A different idea I am attracted to is the idea of a graveyard as a stage. I recently went to see an exhibition on van Gogh and while the exhibition itself did not interest me; I was intrigued by some of the ways the artworks were displayed. One of these was a top-down projection onto the floor. I immediately thought of a grave. The idea links to idea of constructing a virtual graveyard. Could I create a digital walkthrough graveyard or bring a kind of pop-up graveyard to a gallery space?
A third idea is about fragmentation. I explored this in a test piece but was unhappy with result and more importantly for me, how this work made me feel. So, I might revisit this but try and understand better why I didn’t like this work and what I can change.
Although these ideas have a 3-dimensional real tactile element, I still wonder about my original medical scan images and whether I use these as symbols of death like skeletons as seen on gravestones. In next few months I would like to further explore and produce some test pieces looking at the ideas of a memory container and of a stage. I would also like to search for other practitioners to see if anyone else worked in a similar way.
This review asks for key sources and to list 2 which are most important to my understanding of my project so far. I think the Geoffrey Batchen work, Forget Me Not: Photography and Remembrance. Even the title of this is so interesting with idea of hat we leave behind hoping to be remembered in some way yet at same time the idea of remembrance being for the living and not the dead. My second key text is Barthes and his work Camera Lucida.
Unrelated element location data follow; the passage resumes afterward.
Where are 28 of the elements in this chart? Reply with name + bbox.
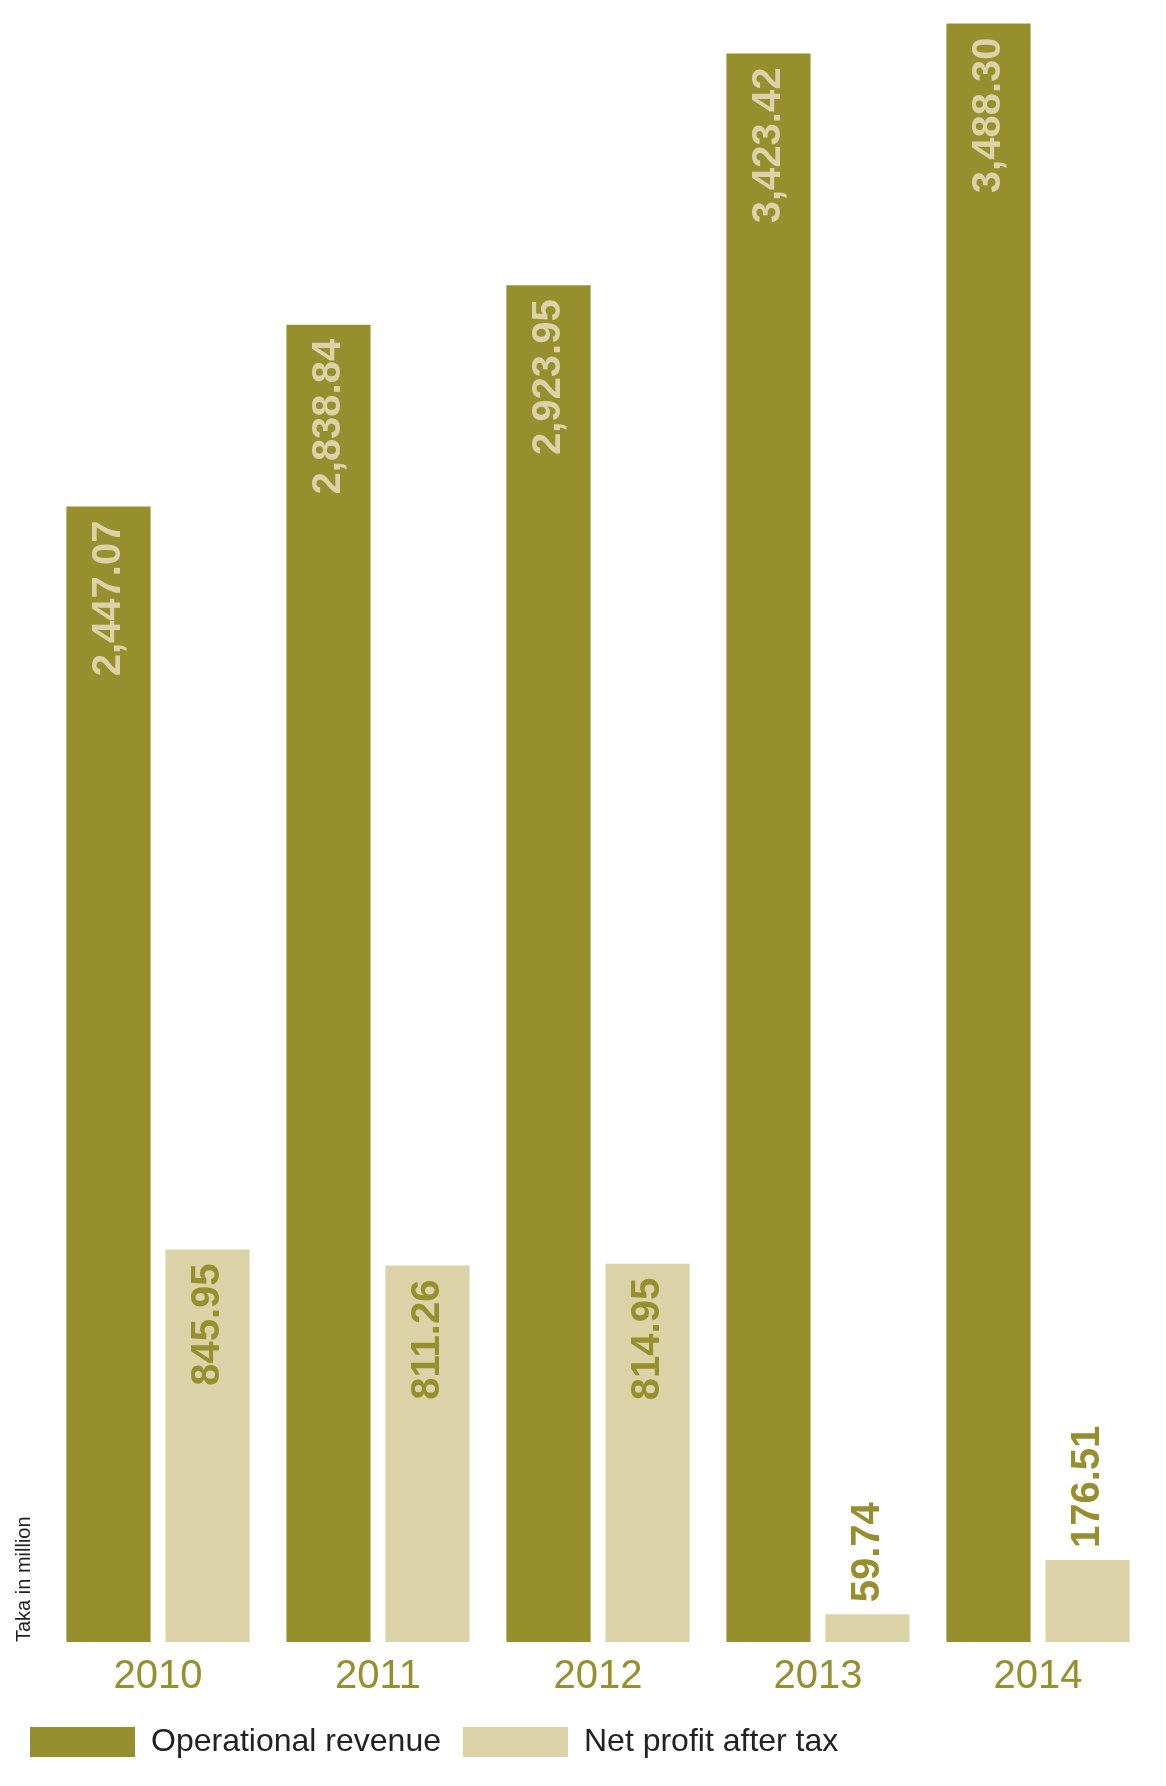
bar xyxy=(726,53,811,1642)
bar xyxy=(946,23,1031,1642)
data-label: 2,838.84 xyxy=(303,338,348,495)
y-axis-title: Taka in million xyxy=(11,1516,34,1642)
legend-label: Operational revenue xyxy=(151,1721,441,1758)
data-label: 59.74 xyxy=(842,1501,887,1603)
data-label: 2,447.07 xyxy=(83,520,128,677)
bar xyxy=(385,1265,470,1642)
data-label: 845.95 xyxy=(182,1263,227,1386)
bar xyxy=(165,1249,250,1642)
legend-label: Net profit after tax xyxy=(583,1721,839,1758)
bar xyxy=(286,324,371,1642)
x-tick-label: 2012 xyxy=(553,1652,643,1697)
x-tick-label: 2014 xyxy=(993,1652,1083,1697)
data-label: 2,923.95 xyxy=(523,299,568,455)
bar xyxy=(66,506,151,1642)
x-tick-label: 2013 xyxy=(773,1652,863,1697)
bar xyxy=(825,1614,910,1642)
bar xyxy=(506,285,591,1642)
bar xyxy=(1045,1560,1130,1642)
x-tick-label: 2011 xyxy=(334,1652,422,1697)
bar xyxy=(605,1263,690,1642)
data-label: 814.95 xyxy=(622,1277,667,1401)
data-label: 811.26 xyxy=(402,1279,447,1400)
data-label: 176.51 xyxy=(1062,1425,1107,1549)
data-label: 3,423.42 xyxy=(743,67,788,224)
x-tick-label: 2010 xyxy=(113,1652,203,1697)
data-label: 3,488.30 xyxy=(963,37,1008,194)
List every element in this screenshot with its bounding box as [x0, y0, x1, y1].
I have chosen this in part for second part of book which is about Barthes trying to find and keep a hold of a perfect image of his recently deceased mother. This work is immensely helpful to me for another reason which is that so many other academics and key thinkers reference Barthes which creates a gateway for me in my research to access multiple other linked resources.
For the next 6 months of this unit, I can see that my plan will have much more detail, drilling down to show more specific tasks and activities. More development of my ideas as they shift from being abstract towards more of a tightly controlled and indicative of my direction of travel. There is specific learning I need to do for example to prepare me for the literature review which is something new to me and looking at proposal for my written work.